An example of what I mean about the drag model:
When making replicas, there is often the need to clip parts everywhere to get a shape just right or for whatever reason.  Or it could be a customized cargo bay for a spaceship, where parts that should be shielded from drag are experiencing drag.  This causes things like people creating rather OP engines (BDA Saturn) when in reality, instead of extra thrust, there needs to be less drag.  As a side note, I'm pretty sure this is what the node attachment drag thing was meant to fix, but obviously people surface attach things too.

On the OP engines such as the Saturn from BDA, by countering excess drag (that shouldn't even be there) with thrust, the thrust makes other aspects of the craft which rely on TWR very unbalanced.  I, for one, tend to believe that more realistic = more balanced.  Not only that, but enhancing realism should make some things intuitive for new players (attaching parts to a backwards node and flipping them around is one example of something new people would not think of, and is only done as a workaround/cheat of the physics system).
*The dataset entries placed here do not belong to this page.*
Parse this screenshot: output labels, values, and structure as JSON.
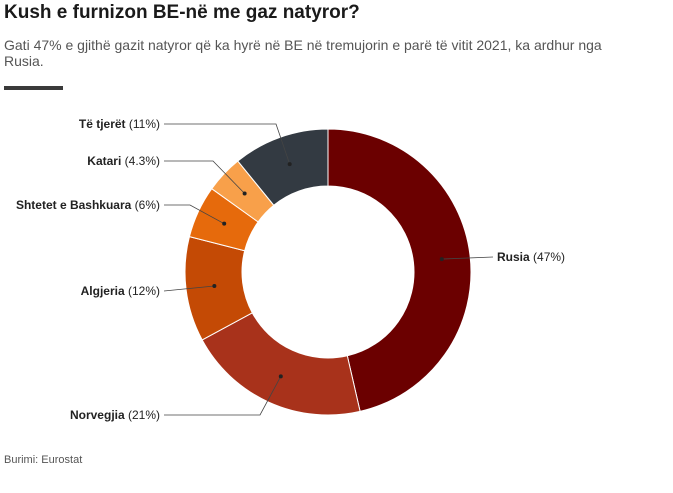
{
  "header": {
    "title": "Kush e furnizon BE-në me gaz natyror?",
    "subtitle": "Gati 47% e gjithë gazit natyror që ka hyrë në BE në tremujorin e parë të vitit 2021, ka ardhur nga Rusia."
  },
  "footer": {
    "source": "Burimi: Eurostat"
  },
  "chart_data": {
    "type": "pie",
    "donut": true,
    "categories": [
      "Rusia",
      "Norvegjia",
      "Algjeria",
      "Shtetet e Bashkuara",
      "Katari",
      "Të tjerët"
    ],
    "values": [
      47,
      21,
      12,
      6,
      4.3,
      11
    ],
    "value_labels": [
      "(47%)",
      "(21%)",
      "(12%)",
      "(6%)",
      "(4.3%)",
      "(11%)"
    ],
    "colors": [
      "#6b0000",
      "#a8321b",
      "#c44a05",
      "#e66a0c",
      "#f8a04a",
      "#333a42"
    ]
  }
}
With all I've said about realism, I don't think that the FAR-level realism is necessary.  Sure transonic flows and whatnot may be an interesting read, but most people will be interested in going to space.  They'll probably experience it for a couple seconds when their rocket with 50 boosters first launches on a Mun speedrun challenge.

Worst comes to worst, the aero model is like KSP1 and a FAR type mod will come out for KSP2.